L’œuvre de Magritte ne cessera d’intriguer et de diviser.


La reconnaissance

Magritte connaîtra le vrai succès et la reconnaissance à la fin des années 50, notamment grâce à son marchand Alexandre Iolas, basé à New York. C’est là, au Museum of Modern Arts (le MOMA), que Magritte a l’occasion de présenter une rétrospective de son œuvre en 1965.

Envers et contre tout, René et Georgette Magritte resteront unis jusqu’au décès du peintre en 1967, des suites d’un cancer du pancréas.
 

Ecoutez ici Le Fantôme de la Radio. Vous entendrez, grâce aux archives de la Sonuma, René Magritte s’exprimer sur sa vie et son travail. La parole sera également donnée à Georgette son épouse, à Louis Scutenaire, l’un de ses plus fidèles compagnons de route, ainsi qu’à Salvador Dalí lui-même.

Le Fantôme de la Radio
 une émission préparée par Eric Loze,
avec le précieux concours de la SONUMA,
l’entreprise qui sauvegarde les archives audiovisuelles de la RTBF 

L'exposition Dalí & Magritte est à voir jusqu'au 9 février 2020 au  Musées royaux des Beaux-Arts à Bruxelles. 

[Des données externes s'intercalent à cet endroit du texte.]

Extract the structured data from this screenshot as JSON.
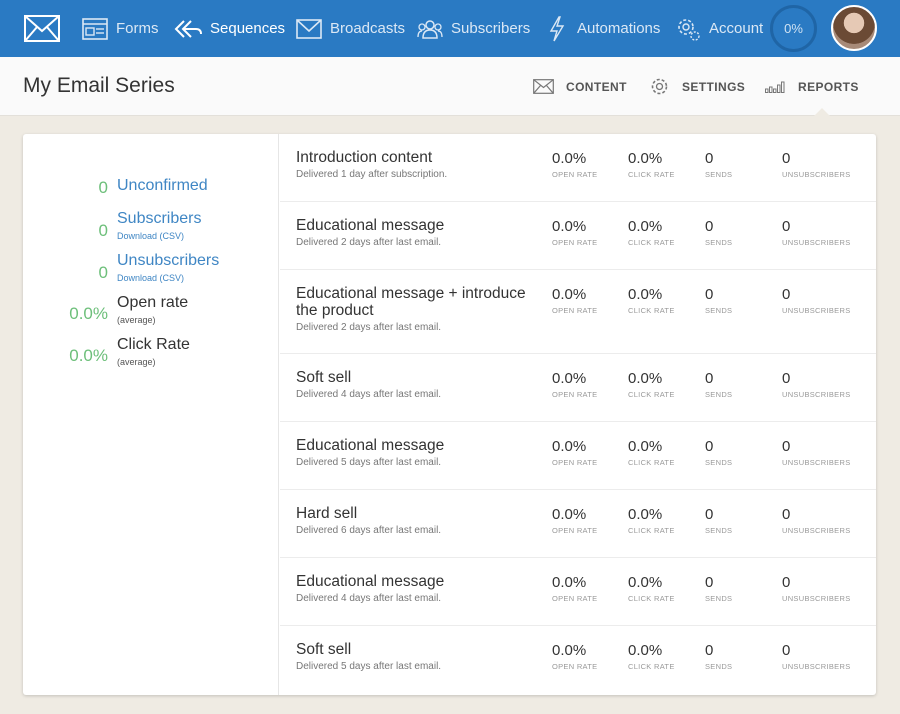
{
  "nav": {
    "items": [
      {
        "label": "Forms",
        "icon": "forms-icon"
      },
      {
        "label": "Sequences",
        "icon": "sequences-icon"
      },
      {
        "label": "Broadcasts",
        "icon": "broadcasts-icon"
      },
      {
        "label": "Subscribers",
        "icon": "subscribers-icon"
      },
      {
        "label": "Automations",
        "icon": "automations-icon"
      },
      {
        "label": "Account",
        "icon": "account-icon"
      }
    ],
    "progress": "0%",
    "progress_fraction": 0.0
  },
  "header": {
    "title": "My Email Series",
    "tabs": [
      {
        "label": "CONTENT",
        "icon": "envelope-icon"
      },
      {
        "label": "SETTINGS",
        "icon": "gear-icon"
      },
      {
        "label": "REPORTS",
        "icon": "bar-chart-icon"
      }
    ],
    "active_tab": "REPORTS"
  },
  "summary": {
    "unconfirmed": {
      "value": "0",
      "label": "Unconfirmed"
    },
    "subscribers": {
      "value": "0",
      "label": "Subscribers",
      "sub": "Download (CSV)"
    },
    "unsubscribers": {
      "value": "0",
      "label": "Unsubscribers",
      "sub": "Download (CSV)"
    },
    "open_rate": {
      "value": "0.0%",
      "label": "Open rate",
      "sub": "(average)"
    },
    "click_rate": {
      "value": "0.0%",
      "label": "Click Rate",
      "sub": "(average)"
    }
  },
  "metric_labels": {
    "open_rate": "OPEN RATE",
    "click_rate": "CLICK RATE",
    "sends": "SENDS",
    "unsubscribers": "UNSUBSCRIBERS"
  },
  "emails": [
    {
      "title": "Introduction content",
      "delivered": "Delivered 1 day after subscription.",
      "open_rate": "0.0%",
      "click_rate": "0.0%",
      "sends": "0",
      "unsubscribers": "0"
    },
    {
      "title": "Educational message",
      "delivered": "Delivered 2 days after last email.",
      "open_rate": "0.0%",
      "click_rate": "0.0%",
      "sends": "0",
      "unsubscribers": "0"
    },
    {
      "title": "Educational message + introduce the product",
      "delivered": "Delivered 2 days after last email.",
      "open_rate": "0.0%",
      "click_rate": "0.0%",
      "sends": "0",
      "unsubscribers": "0"
    },
    {
      "title": "Soft sell",
      "delivered": "Delivered 4 days after last email.",
      "open_rate": "0.0%",
      "click_rate": "0.0%",
      "sends": "0",
      "unsubscribers": "0"
    },
    {
      "title": "Educational message",
      "delivered": "Delivered 5 days after last email.",
      "open_rate": "0.0%",
      "click_rate": "0.0%",
      "sends": "0",
      "unsubscribers": "0"
    },
    {
      "title": "Hard sell",
      "delivered": "Delivered 6 days after last email.",
      "open_rate": "0.0%",
      "click_rate": "0.0%",
      "sends": "0",
      "unsubscribers": "0"
    },
    {
      "title": "Educational message",
      "delivered": "Delivered 4 days after last email.",
      "open_rate": "0.0%",
      "click_rate": "0.0%",
      "sends": "0",
      "unsubscribers": "0"
    },
    {
      "title": "Soft sell",
      "delivered": "Delivered 5 days after last email.",
      "open_rate": "0.0%",
      "click_rate": "0.0%",
      "sends": "0",
      "unsubscribers": "0"
    }
  ],
  "colors": {
    "nav_bg": "#2a7ac3",
    "link": "#3f86c4",
    "stat_green": "#6dbf7a",
    "page_bg": "#efebe3"
  }
}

Salvador Dalí et René Magritte se croisent à Paris au printemps 1929, en compagnie des grands noms de l'avant-garde artistique. Puis, en août de la même année, à l’invitation de Dalí, Magritte séjourne à Cadaqués, le port d’attache du peintre espagnol. Cet été surréaliste – qui compte aussi la présence d’Éluard, Miró et Buñuel – se révélera décisif.

Dalí et Magritte s’attachent à défier le réel, à questionner notre regard et à bousculer nos certitudes. Le Catalan et le Belge témoignent d’une fascinante proximité, malgré des créations et des personnalités bien différentes qui les amèneront finalement à s’éloigner.

L’exposition révèle leurs liens personnels mais aussi philosophiques et esthétiques à travers plus de 100 peintures, sculptures, photographies, dessins, films et pièces d'archives.